Levey had told a friend just hours before: 'I'm going to stab somebody, I'm going to look for him now.'
    Levey and Mr Whyte walked side by side chatting until they reached the isolated island where he turned on him.

    He left Mr Whyte, aged 34, screaming in agony on View Island, in Reading, Berkshire late on February 22 after repeatedly stabbing him with an eight inch blade.

    Levey returned to his flat where he showered and set about disposing of his clothes. He had earlier dumped the knife in the river.

    Prosecutor Ian Acheson told he court that while at the flat Levey told a friend: 'I just stabbed someone 30 times. I only stopped stabbing him because he was crying for his mummy.'

    When neighbour James Belshaw suggested checking if Mr Whyte was all right, Levey said: 'He's dead. He's bleeding out of his eyes and nose and everything. I stabbed him in his guts. It was like putting a knife through butter.'

    Murder scene: Levey left Mr Whyte screaming in agony on View Island, in Reading, pictured, after repeatedly stabbing him with an eight inch blade
    Murder scene: Levey left Mr Whyte screaming in agony on View Island, in Reading, pictured, after repeatedly stabbing him with an eight inch blade

    Mr Acheson told how Levey had planned to kill another homeless man who was wheelchair-bound and sold the Big Issue outside a library, but turned his attention to Mr Whyte when he couldn't find the magazine seller.

    Levey, of Reading, Berkshire, admitted a charge of murder yesterday at what was supposed to be the first day of his trial.

    Mr Acheson told Judge Zoe Smith: 'This was an utterly random and utterly motiveless murder. The only possible reasoning behind it, which comes from the mouth of Levey, is when he told a witness that evening he had decided to kill someone.

    'It seems it mattered not who that person was.
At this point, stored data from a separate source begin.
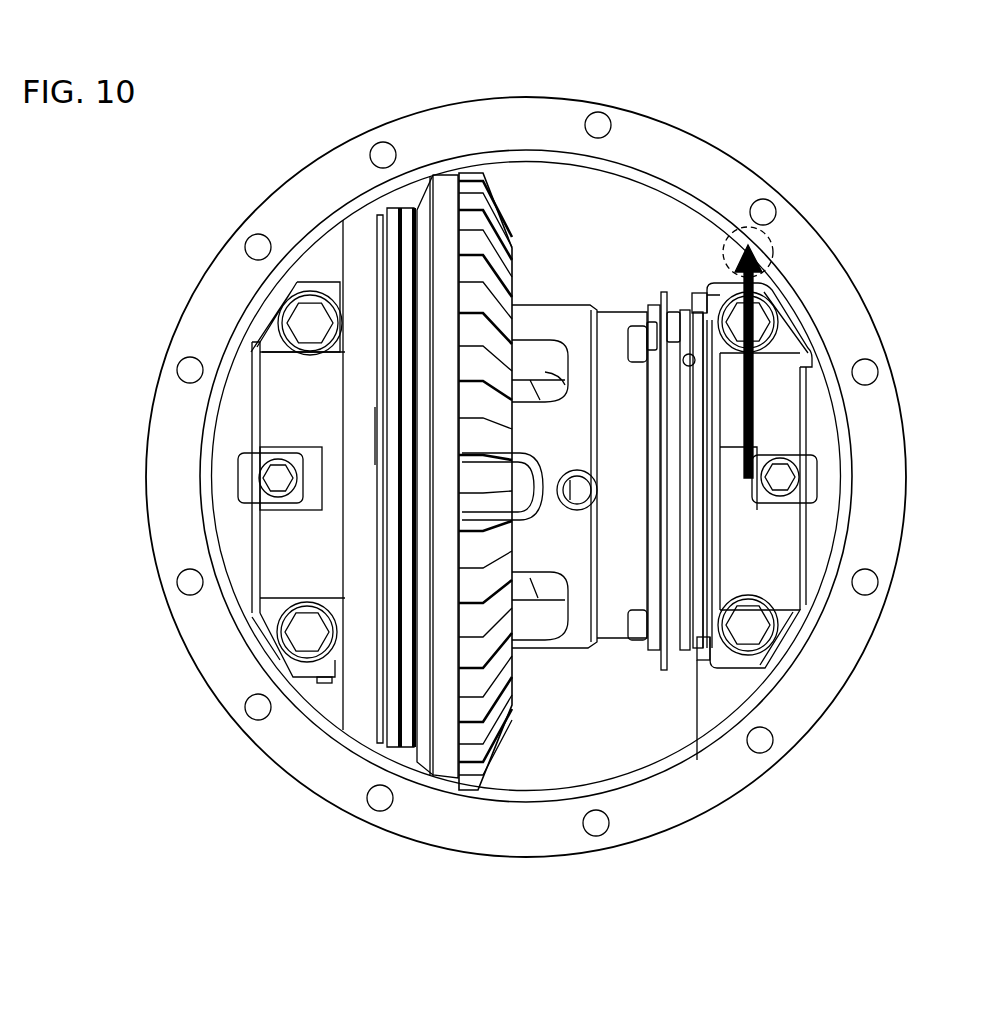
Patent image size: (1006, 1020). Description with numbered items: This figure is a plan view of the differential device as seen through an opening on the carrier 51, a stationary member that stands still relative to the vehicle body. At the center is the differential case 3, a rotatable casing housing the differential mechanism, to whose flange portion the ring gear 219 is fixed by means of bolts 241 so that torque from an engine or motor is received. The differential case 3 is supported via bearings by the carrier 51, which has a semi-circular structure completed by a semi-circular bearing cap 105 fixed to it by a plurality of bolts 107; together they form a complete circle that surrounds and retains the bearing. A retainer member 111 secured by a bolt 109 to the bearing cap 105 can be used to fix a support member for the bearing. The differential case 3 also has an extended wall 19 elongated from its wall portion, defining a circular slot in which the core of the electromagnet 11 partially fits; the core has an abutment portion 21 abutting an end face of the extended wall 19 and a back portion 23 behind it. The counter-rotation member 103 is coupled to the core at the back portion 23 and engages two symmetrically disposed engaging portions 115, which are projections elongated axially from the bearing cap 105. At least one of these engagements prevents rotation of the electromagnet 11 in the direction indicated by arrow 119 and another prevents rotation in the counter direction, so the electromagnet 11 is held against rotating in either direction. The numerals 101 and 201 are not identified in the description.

The differential case 3 is at (551, 305).
The electromagnet 11 is at (678, 310).
The extended wall 19 is at (670, 600).
The abutment portion 21 is at (685, 550).
The back portion 23 is at (695, 487).
The carrier 51 is at (852, 675).
The support unit 101 is at (525, 472).
The counter-rotation member 103 is at (697, 300).
The bearing cap 105 is at (260, 542).
The bolt 107 is at (310, 312).
The bolt 109 is at (278, 472).
The retainer member 111 is at (245, 479).
The engaging portion 115 is at (700, 662).
The arrow 119 is at (805, 381).
The clutch unit 201 is at (388, 419).
The ring gear 219 is at (473, 185).
The bolt 241 is at (360, 235).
He wanted to see what happened and if he could get away with it.

    'He said to a friend earlier in the day 'I'm going to stab somebody, I'm going to look for him now'.

    He also asked another friend: 'If you could, who in Reading would you have killed?'

    'He told this friend that he wanted to kill a man by the name Alan Matey who sold the Big Issue from his wheelchair and slept rough outside the central library.

    'He walked around central Reading for an hour before the killing. CCTV would be consistent with him looking for that person. It was, in essence, a search of the area.

    'This was a murder which was planned, albeit with someone else in mind but with the intention of murder committed to see what would happen and to see if he could get away with it.'

    Timothy Raggatt QC, defending, told the court that before changing his plea to guilty, Levey had been assessed by a psychiatrist who determined that he was suffering from a personality disorder.

    'This man has an abnormality of the mind and a serious long term personality disorder linked with a long term history of substance abuse, linked with a background of abuse as a child in various forms,' he said.

    Mr Raggatt added that although Levey stabbed his victim more than 25 times, not all the wounds would have led to his death.

    'Many of the wounds are, in clinical terms - and I stress the word clinical - superficial and non life-threatening,' he said.

    'Of course there are wounds that led to his death.'

    Mr Whyte was found the following morning by a horrified dog walker, lying in a pool of blood and in the recovery position on a footpath on the island.

    Levey handed himself in to police two days after the murder. He told detectives he and Mr Whyte had been walking by the river and had become involved in a heated argument about football and lashed out with the knife.

    He was arrested and later took police officers to where he had dumped his clothes and the knife.

    He had originally denied murder based on a psychiatric defence but changed the plea at the opening of his trial.

    Levey has previous convictions dating back to 1989 and in 1998 was jailed for three-and-a-half years after repeatedly stabbing a man.